É – relativamente – mais fácil de um desenho ficar de um jeito que me agrade, posso focar mais em como passar as minhas estórias para as outras pessoas. Passo horas e mais horas tentando construir um mundo imaginário com reis e rainhas, dragões, batalhas de proporções inimagináveis, deuses estranhos e magia para tudo quanto é lado; centenas de folhas com meios capítulos e tramas sem qualquer sentido ou ligação entre os próprios personagens. Não que algumas delas sequer vejam a luz do dia, entretanto, o fato é que eu ainda tento escrever algo concreto e uso isso para criar meus trabalhos. É muito raro dar início a qualquer coisa sem que eu tenha um nome ou um conceito. Às vezes é algo simples, porém, normalmente, costuma ser temas que me tomam horas só de pesquisa para que minha simbologia esteja certa. Depois que esse processo ocorre é mais fácil de criar a composição que vai contar melhor a narrativa. Agora, conseguir que o desenho passe o que quero é uma tarefa monstruosa, que, de vez em quando, não estou apta a alcançar no momento e o resultado
acaba por me frustrar um pouco. Com o objetivo de contar algo, é muito fácil que me perca em todas as minúcias que coloquei por trás de tudo e, que no final, apenas eu saberei o que significam e quão importantes são para a narrativa.

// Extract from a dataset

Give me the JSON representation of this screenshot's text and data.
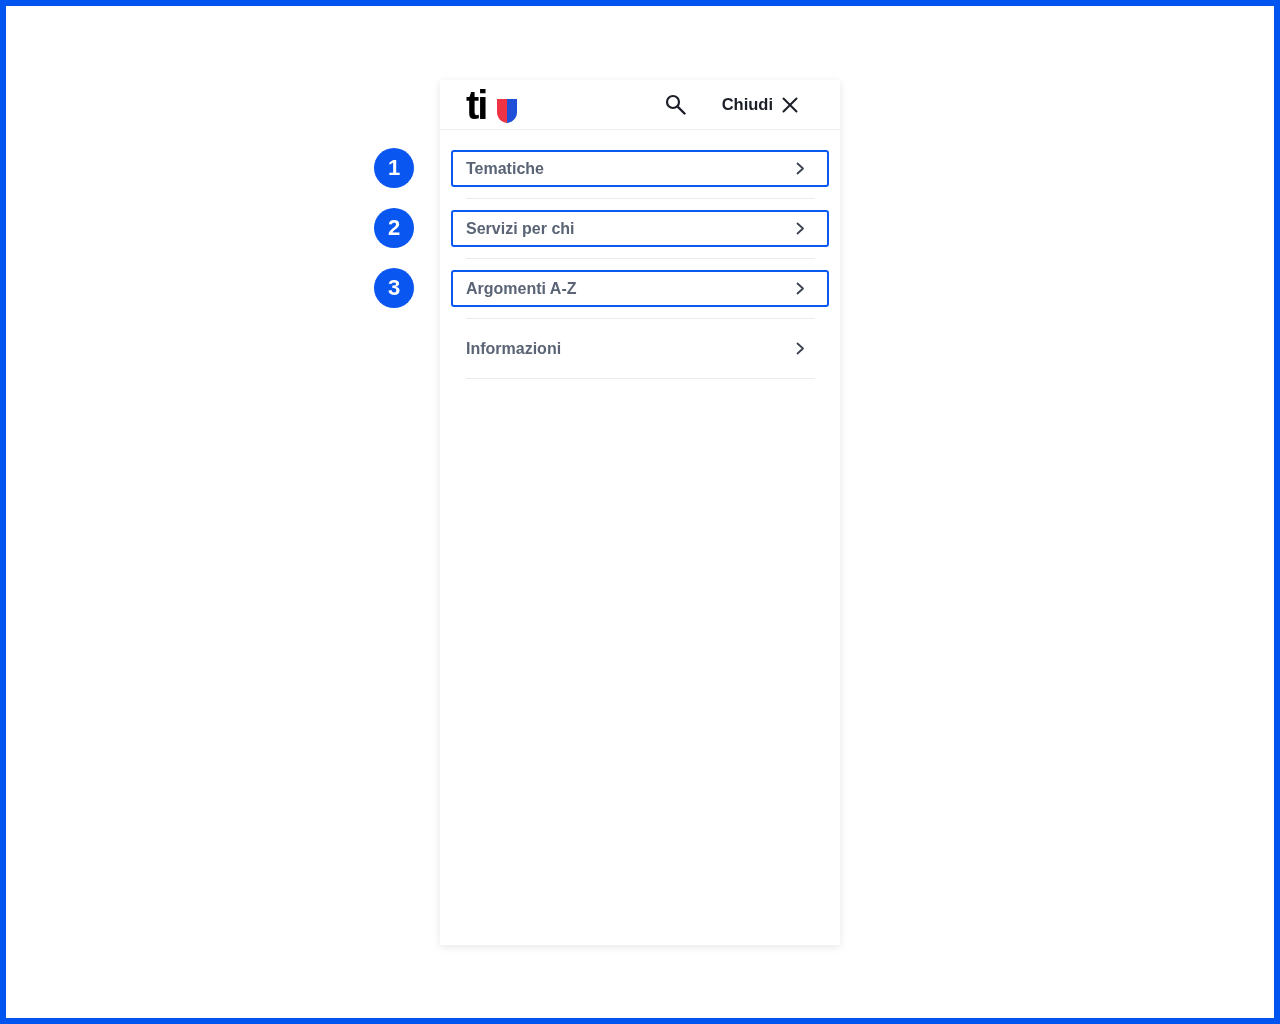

Ideias podem vir a partir de qualquer coisa, sendo completamente aleatórias as influências que o desenho recebe durante sua feitura. Títulos de álbuns de música, letras de música, melodias, trechos de livros, sensações, sonhos, palavras, jogos; independente do que for, um desenho pode surgir a qualquer momento. Às vezes é fácil e logo sai pelo menos um rascunho, entretanto isso acaba com um “problema”: fico acomodada em coisas que são fáceis para mim. Acontece com cores também. Então preciso me forçar a experimentar com outras coisas, seja tema ou material. Chegou até mesmo ao ponto de escrever palavras aleatórias em pedacinhos de papel, colocar em um pote de vidro e ficar sorteando dois de cada vez. É engraçado as combinações que saem, por exemplo lareira/templário e dragão/suéter e como me desafiam a conseguir relacioná-los de forma “coerente”, para que as ideias não pareçam deslocadas uma da outra. Na maior parte do tempo as únicas coisas que tenho são uma música e a sensação que quero passar, tornando o trabalho de formar uma narrativa mais difícil, o que, consequentemente, aumenta o tempo que passo pesquisando e reunindo referências.
Claro que teve momentos em que me perdi desse foco. Teve momentos que até mesmo pensei em desistir de desenhar. Às vezes a gente cansa; talvez por um fator exterior ou interior. Não sei exatamente o que me levou a querer desistir, mas ainda bem que não o fiz. Minha relação atual com o desenho - mesmo com seus altos e baixos - é muito bonita para só acabar. Nos últimos tempos percebi como o desenho é importante para mim e como, por meio dele, consigo dar sentido ao meu turbilhão de pensamentos. Percebi que, além de querer contar minhas estórias para o mundo, eu quero contá-las para mim.